Different strategies towards living income
In order to reduce heterogeneity – and thus avoid too much variation between countries that respond to the same poverty-income equation – the sample can be divided in two groups that maintain low standard deviations on the key parameters and thus have on average less than 7% differences between what the equation delivers as living income estimate and what the field data effectively register. We identify two different types of country dynamics (see Figure 2):
a) Higher performing countries : Living Income = 87 + 1.02*(Poverty Line) (N=8, R2 = 85%)
Countries with higher rates of economic development, better infrastructure facilities, higher enrolment in education and more coverage of mobile phone networks have more favourable resource endowments (reflected by the higher intercept) and are therefore better able to achieve reductions in poverty with improvements in living incomes (illustrated by the higher coefficient and the steeper curve). Typical countries in this category are Nigeria, Ghana, Ethiopia and Rwanda.
- Lower performing countries: Living Income = 41.7 + 0.90*(Poverty Line) (N=7, R2 = 79%)
Countries with lower levels of economic development, infrastructure limitations, less educational performance and lower mobile phone coverage start their development path at a lower income level (shown by the smaller intercept), and need more reduction in poverty to reach a subsequent improvement in living income (reflected in the lower coefficient of the flatter curve). Typical countries in this category are DR Congo, Burkina Faso, Cameroon and Mozambique.
These categories of countries are far more homogeneous with respect to the Poverty Line – Living Income relationship, and therefore the estimated regression function can be used as a suitable approximation for identifying the living income benchmark. This may not only save a lot of time and money that is nowadays invested in living income measurement, but can also be used to better focus on key constraints for reducing the income gap in practice.
How to support living incomes?
Given the structural differences between SSA countries, two specific strategic priorities can be identified:
a) for higher performing countries where initial resource conditions are better guaranteed, reaching living wages will depend especially on the strategies for increasing the responsiveness to poverty reduction by improving the return to resources. This is mostly related to innovations in crop yields, improvements in crop mix or higher wages in (off-farm) work, reflected in a steeper regression function.
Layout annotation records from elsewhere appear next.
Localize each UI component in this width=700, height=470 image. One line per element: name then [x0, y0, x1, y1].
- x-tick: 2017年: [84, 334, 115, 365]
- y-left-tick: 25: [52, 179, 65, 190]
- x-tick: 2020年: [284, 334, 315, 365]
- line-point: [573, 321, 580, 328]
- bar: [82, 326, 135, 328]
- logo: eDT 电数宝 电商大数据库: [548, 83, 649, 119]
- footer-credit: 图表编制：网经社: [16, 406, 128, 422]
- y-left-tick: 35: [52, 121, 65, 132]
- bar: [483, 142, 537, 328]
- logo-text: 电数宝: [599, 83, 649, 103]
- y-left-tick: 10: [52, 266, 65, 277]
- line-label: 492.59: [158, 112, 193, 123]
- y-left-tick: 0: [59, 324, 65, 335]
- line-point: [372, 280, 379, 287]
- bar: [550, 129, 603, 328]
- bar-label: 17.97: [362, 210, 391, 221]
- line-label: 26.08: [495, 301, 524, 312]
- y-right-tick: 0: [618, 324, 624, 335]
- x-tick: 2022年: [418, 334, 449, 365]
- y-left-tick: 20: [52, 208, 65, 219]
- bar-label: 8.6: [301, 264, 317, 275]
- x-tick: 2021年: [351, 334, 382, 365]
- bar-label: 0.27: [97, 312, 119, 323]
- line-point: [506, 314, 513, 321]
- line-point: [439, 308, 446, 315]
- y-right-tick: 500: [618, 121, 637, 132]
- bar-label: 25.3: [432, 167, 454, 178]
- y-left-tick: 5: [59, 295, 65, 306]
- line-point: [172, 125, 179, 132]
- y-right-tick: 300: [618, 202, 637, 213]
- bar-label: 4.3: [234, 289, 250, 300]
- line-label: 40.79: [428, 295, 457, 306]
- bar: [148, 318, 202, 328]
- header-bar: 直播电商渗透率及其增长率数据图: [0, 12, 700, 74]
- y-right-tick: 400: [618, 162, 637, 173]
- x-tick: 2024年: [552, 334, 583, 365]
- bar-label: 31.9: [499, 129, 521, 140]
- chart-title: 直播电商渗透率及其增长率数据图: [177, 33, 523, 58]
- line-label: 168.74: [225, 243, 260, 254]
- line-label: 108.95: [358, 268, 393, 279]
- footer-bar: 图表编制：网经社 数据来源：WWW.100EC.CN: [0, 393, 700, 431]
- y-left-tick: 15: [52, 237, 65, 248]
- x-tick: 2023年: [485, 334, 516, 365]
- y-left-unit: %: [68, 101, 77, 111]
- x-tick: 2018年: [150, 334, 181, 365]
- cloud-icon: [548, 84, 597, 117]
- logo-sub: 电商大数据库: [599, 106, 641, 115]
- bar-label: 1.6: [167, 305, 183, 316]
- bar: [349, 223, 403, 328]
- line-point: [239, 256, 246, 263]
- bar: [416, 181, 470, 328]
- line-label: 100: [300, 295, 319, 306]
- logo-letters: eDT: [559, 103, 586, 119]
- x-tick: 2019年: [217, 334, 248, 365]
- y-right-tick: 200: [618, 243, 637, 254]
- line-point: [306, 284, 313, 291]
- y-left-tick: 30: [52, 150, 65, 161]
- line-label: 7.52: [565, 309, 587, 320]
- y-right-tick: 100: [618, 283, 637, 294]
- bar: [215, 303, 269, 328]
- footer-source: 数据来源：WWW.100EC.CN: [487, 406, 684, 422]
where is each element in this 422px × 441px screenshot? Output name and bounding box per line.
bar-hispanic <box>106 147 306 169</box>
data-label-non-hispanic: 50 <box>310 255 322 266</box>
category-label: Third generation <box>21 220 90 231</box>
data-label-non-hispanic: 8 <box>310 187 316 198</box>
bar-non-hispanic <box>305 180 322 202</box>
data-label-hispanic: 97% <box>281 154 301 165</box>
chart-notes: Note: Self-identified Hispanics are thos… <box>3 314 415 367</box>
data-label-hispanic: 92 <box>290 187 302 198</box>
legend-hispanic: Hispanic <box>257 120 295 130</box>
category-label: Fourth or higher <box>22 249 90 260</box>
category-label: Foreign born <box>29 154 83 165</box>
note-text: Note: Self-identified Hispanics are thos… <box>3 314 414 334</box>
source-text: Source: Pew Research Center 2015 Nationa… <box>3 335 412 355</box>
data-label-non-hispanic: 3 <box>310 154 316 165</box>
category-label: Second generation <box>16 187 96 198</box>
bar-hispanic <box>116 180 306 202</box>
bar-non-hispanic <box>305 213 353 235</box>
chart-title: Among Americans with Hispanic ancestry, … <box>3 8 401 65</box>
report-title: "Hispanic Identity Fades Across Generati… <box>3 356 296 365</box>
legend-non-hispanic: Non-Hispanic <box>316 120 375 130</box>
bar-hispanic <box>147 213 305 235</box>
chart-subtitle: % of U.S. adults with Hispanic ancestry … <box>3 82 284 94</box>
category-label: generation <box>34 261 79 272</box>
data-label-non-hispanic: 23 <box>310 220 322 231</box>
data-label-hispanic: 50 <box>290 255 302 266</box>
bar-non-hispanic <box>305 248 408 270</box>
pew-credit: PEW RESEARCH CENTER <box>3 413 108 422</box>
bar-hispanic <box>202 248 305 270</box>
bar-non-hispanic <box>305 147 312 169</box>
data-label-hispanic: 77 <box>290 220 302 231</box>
b) for lower performing countries that start with less physical and social infrastructure, opportunities for reaching and improving living income levels are likely to be based on strategies for enhancing access to land and/or opportunities for engagement in off-farm employment that lead to an upward shift (or rise of the intercept) of the regression function.
A better understanding of the relationship between poverty line and living income is an attractive shortcut to identify structural causes of living income gaps and to identify strategic opportunities to support poverty reduction.
Ruerd Ruben is (emeritus) professor impact assessment for food systems at Wageningen University, the Netherlands. He works on smallholders in tropical value chains, the effectiveness of cooperatives and the impact of certification. He was director of the Director Policy & Operations Evaluation at the Netherlands Ministry of Foreign Affairs.
Note: This article gives the views of the author, not the position of the EADI Debating Development Blog or the European Association of Development Research and Training Institutes.